Jared ve bazı adamları bir arada dükkan hakkında konuşurken buldum.
"Siz ucube rahatlayıp gevşemeyi bilmiyor musunuz? Bu bir parti, işi bırakın."
"Kardeşim, Grimaldi yarış motoru için yaptığın tasarım harika, bu bok her şeyi geride bırakacak."
"Kendine bir kız bul, kardeşim, bunun için bir randevun olduğunu sanıyordum?"
"Kızlar onu bir yere sürükledi, yaklaşık on dakika önce."
"Muhtemelen başlatma töreni yapıyorlar ve ona Jared'ın kıçını nasıl kızartacağını öğretiyorlar."
"Kapa çeneni, Pete." Jared ona dirsek attı ve Jared hariç ekibin çoğu kadınlarını aramak için dağılmaya başladı.
Annemin kurduğu piknik masalarından birine atladım ve etraftaki tüm güzel insanlara baktım.

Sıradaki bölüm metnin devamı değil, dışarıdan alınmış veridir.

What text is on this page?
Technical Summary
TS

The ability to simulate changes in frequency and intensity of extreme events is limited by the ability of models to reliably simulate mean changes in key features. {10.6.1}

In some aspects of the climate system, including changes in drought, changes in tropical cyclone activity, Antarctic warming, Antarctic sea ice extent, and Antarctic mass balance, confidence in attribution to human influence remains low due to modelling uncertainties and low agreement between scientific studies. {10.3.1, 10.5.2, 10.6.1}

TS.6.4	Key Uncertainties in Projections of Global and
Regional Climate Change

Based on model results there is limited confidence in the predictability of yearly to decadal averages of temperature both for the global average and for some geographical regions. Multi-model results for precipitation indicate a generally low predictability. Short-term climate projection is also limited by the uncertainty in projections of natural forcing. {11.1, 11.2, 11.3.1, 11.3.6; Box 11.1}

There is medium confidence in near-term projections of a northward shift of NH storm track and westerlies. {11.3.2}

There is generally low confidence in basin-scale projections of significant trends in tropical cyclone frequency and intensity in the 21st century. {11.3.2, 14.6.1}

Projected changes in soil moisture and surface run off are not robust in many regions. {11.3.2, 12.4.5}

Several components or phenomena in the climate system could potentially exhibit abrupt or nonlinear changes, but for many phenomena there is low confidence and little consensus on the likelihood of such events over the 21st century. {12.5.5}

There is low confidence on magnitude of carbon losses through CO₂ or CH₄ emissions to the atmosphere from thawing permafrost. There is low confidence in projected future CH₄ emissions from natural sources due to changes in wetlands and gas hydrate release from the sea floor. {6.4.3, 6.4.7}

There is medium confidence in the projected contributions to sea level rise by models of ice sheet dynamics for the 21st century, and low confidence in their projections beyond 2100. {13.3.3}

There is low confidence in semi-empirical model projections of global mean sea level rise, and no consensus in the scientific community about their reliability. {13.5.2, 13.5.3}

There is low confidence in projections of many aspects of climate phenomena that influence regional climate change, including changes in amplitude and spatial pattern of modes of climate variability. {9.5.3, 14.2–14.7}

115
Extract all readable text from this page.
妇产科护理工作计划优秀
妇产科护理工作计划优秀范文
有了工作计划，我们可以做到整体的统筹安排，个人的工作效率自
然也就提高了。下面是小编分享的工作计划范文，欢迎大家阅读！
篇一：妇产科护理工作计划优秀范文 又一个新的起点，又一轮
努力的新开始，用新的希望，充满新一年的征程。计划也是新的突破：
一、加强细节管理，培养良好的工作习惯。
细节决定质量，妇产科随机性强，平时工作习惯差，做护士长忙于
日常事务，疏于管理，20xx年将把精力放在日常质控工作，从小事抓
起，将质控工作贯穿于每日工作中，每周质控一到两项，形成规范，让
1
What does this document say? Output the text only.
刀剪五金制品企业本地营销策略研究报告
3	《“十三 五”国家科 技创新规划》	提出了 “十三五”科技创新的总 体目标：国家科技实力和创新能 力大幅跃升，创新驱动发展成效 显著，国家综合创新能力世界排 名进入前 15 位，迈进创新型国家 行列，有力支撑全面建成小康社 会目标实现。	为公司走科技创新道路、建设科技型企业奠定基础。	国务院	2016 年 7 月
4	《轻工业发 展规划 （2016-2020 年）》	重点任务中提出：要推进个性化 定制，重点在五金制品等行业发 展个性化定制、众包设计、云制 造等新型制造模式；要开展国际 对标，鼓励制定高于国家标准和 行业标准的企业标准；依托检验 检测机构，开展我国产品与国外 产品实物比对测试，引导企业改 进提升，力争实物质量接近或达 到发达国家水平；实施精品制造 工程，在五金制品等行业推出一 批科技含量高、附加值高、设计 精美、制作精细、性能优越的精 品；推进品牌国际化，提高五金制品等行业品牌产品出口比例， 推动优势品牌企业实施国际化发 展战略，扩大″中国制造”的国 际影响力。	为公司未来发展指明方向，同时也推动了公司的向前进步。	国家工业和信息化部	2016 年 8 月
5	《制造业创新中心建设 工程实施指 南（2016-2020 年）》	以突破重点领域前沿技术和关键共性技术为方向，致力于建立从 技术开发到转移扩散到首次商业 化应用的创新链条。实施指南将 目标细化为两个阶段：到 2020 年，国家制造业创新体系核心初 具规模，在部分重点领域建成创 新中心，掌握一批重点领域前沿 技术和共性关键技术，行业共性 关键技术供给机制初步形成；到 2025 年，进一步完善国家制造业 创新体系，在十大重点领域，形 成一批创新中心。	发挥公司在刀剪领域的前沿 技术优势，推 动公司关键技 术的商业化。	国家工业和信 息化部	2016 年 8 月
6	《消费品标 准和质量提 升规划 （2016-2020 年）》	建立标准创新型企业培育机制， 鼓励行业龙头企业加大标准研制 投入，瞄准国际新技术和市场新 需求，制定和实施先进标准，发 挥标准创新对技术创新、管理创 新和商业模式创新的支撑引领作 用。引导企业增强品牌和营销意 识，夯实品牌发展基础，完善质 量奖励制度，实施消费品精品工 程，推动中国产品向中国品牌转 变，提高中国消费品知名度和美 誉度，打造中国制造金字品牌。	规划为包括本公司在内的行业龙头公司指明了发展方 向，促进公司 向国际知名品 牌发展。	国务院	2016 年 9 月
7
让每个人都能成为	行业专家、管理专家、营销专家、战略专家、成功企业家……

Gözüme bir şey çarptı... yeni!
"O piç kim?"
"Kim?" Jared karşımızdaki ateşli kadını göremiyormuş gibi etrafına baktı. Sırtı dönüktü, ama önü sırtı gibi görünüyorsa, o zaman lanet olsun.
Kıçı ağız sulandırıcıydı, sıkı ve yüksek ve yuvarlak ve...lanet olsun, sertleştim ve saçlarından bahsetmeme bile gerek yok, vahşi ve kalın ve kıçının üst kısmına kadar düşen muhteşemdi.
"Siktir o kim?" Benim şansımla burada değersiz bir pislikle olmalıydı.
"Kim, adamım?"
"Carol'ın arkadaşı." Kız kardeşimin yemeğe konuştuğu yere biramla işaret ettim.
Jared küçük kız kardeşimin olduğu yöne döndü.
"Kim, Kat mı?"
O anda döndü ve lanet olası dünyam değişti.
Lanet olası Char ve lanet olası çay yaprakları.